German poet; born at Marieney, Saxony, July 3, 1803; died at Oldenburg Oct. 10, 1867. He was educated at Plauen, and studied law at the University of Jena; but the death of his father interrupted his studies, and, after traveling in Italy, he returned to his birth-place and entered the office of a lawyer. In 1831 he became judge of the patrimonial court of justice at Kohren, near Frohburg; and after its suppression in 1834 he practised law in Dresden. In 1844 he accepted the post of dramatic writer to the Court Theater at Oldenburg. About this time his health gave way; in a few years he was completely paralyzed, and he was pensioned shortly after 1850; but he continued his literary activity in spite of his infirmities. He wrote: "Das Lied vom Ritter Wahn" (Leipsic, 1831); "Gedichte" (ib. 1836, 2d ed. 1843); and the following novels: "Georg Venlot" (ib. 1831); "Novellen" (ib. 1837); "Der Kongress von Verona" (Berlin, 1842); "Bilder im Moose" (Leipsic, 1846). Mosen's plays are mainly historical, chief amongthem being: "Heinrich der Finkler" (Leipsic, 1836); "Cola Rienzi," "Die Bräute von Florenz," "Wendelin und Helene," "Kaiser Otto III." (collectively published under the title "Theater," Stuttgart, 1842); "Don Johann von Oesterreich"; "Herzog Bernhard" (Leipsic, 1855); and "Der Sohn des Fürsten" (Oldenburg, 1858).

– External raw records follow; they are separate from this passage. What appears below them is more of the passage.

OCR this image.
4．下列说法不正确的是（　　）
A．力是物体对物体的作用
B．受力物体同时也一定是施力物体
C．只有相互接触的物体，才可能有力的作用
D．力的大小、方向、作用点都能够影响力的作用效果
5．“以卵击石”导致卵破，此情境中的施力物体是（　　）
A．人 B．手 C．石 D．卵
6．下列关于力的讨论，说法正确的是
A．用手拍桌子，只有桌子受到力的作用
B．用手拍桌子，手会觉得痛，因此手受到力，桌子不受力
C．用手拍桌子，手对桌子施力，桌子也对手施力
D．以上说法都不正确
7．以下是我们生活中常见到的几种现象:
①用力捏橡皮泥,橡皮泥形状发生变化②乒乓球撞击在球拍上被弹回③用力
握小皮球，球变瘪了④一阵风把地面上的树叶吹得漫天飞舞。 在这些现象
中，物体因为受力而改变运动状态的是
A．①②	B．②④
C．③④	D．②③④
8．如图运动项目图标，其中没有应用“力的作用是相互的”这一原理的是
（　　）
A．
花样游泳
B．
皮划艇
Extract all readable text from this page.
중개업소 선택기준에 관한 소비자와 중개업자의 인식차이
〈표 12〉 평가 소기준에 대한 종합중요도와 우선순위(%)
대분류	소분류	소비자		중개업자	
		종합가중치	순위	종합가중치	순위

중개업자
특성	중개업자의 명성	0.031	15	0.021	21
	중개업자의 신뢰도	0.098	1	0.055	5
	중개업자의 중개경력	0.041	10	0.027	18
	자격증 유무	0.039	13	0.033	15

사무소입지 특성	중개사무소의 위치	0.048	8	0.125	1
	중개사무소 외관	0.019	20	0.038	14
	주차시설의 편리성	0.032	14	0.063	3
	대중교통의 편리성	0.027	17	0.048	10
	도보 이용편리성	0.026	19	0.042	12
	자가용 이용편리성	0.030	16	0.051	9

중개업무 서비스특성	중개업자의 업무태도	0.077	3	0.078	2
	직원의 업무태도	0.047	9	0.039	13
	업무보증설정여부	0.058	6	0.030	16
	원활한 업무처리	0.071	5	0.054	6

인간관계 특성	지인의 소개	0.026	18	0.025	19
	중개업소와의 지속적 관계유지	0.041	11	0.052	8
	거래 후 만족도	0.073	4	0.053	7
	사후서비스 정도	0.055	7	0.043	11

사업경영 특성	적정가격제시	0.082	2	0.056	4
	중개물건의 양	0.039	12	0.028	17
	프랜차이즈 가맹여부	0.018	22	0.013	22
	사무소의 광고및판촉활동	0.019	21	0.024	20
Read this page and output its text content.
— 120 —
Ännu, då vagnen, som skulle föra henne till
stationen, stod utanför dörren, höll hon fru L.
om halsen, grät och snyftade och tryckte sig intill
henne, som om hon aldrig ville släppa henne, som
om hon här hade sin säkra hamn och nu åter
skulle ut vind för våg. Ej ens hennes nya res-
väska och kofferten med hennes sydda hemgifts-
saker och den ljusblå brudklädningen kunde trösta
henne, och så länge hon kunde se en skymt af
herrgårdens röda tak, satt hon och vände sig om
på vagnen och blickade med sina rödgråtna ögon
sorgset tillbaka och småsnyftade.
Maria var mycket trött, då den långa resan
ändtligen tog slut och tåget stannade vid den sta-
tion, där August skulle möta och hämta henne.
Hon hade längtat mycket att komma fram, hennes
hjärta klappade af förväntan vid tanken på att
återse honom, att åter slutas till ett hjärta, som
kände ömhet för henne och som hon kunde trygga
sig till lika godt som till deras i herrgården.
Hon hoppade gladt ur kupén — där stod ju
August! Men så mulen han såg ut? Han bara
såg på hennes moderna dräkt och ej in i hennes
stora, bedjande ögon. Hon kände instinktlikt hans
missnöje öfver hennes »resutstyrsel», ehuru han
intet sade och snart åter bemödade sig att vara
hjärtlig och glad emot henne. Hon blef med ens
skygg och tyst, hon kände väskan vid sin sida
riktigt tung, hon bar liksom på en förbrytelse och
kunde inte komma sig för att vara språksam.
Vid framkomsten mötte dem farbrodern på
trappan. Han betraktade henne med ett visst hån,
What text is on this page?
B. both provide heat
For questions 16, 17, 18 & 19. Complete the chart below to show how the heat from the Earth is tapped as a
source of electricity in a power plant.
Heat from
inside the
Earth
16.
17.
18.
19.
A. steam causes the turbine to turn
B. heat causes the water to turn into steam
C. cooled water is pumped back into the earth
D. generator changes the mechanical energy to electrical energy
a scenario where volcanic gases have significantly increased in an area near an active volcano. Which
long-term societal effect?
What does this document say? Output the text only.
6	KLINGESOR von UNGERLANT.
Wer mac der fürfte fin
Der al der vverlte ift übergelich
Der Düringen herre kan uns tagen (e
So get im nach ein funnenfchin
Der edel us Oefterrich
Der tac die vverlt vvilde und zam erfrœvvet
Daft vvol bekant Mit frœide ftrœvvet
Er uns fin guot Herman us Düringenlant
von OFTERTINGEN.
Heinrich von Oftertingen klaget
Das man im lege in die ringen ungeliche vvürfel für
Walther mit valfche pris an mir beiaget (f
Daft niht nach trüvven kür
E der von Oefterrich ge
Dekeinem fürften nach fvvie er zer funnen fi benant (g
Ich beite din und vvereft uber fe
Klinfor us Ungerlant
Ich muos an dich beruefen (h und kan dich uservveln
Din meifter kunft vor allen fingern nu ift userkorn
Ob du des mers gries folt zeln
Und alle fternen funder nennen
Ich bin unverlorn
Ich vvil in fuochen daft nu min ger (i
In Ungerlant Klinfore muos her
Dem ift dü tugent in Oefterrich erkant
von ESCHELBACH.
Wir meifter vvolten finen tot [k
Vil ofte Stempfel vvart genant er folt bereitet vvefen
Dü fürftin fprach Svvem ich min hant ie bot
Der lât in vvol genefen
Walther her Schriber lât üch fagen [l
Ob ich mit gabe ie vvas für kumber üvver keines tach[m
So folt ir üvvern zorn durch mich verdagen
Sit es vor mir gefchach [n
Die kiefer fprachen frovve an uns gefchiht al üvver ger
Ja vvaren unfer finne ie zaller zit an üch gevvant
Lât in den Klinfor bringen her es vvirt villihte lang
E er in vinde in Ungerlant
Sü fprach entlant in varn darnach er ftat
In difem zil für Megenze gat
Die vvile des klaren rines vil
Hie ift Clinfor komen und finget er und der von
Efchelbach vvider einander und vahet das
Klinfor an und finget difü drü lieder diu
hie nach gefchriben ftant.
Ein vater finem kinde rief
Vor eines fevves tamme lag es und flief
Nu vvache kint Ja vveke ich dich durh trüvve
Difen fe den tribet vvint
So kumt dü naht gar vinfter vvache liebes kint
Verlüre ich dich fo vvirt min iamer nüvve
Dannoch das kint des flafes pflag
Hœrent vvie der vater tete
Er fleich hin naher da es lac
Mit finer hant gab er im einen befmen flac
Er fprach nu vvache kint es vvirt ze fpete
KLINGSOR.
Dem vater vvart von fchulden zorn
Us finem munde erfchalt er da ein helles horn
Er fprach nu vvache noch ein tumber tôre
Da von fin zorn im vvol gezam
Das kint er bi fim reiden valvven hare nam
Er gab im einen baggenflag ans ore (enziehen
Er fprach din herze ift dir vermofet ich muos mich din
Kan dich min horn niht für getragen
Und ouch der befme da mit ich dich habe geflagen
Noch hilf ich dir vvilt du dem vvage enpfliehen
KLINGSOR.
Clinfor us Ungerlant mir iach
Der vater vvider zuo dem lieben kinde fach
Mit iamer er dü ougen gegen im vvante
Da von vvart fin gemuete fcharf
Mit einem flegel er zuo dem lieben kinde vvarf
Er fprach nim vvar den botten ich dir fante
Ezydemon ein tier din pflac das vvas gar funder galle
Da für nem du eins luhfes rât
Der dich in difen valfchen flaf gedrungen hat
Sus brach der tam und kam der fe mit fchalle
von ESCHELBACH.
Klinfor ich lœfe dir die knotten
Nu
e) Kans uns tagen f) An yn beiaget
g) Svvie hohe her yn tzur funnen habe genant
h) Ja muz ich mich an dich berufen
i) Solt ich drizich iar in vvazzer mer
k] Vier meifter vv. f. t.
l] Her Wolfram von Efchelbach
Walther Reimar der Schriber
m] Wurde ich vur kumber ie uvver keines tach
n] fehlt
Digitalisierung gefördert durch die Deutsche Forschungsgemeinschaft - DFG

His collected works were published in eight volumes in Oldenburg in 1863; and a new edition in six volumes, with a biography, was prepared by his son and published in Leipsic in 1880.

  • M. Zschommler, Mosen's Erinnerungen, Plauen, 1893;
  • Julius Mosen; eine Biographische Skizze, Oldenburg, 1878;
  • Jüdischer Plutarch, ii. 219-221.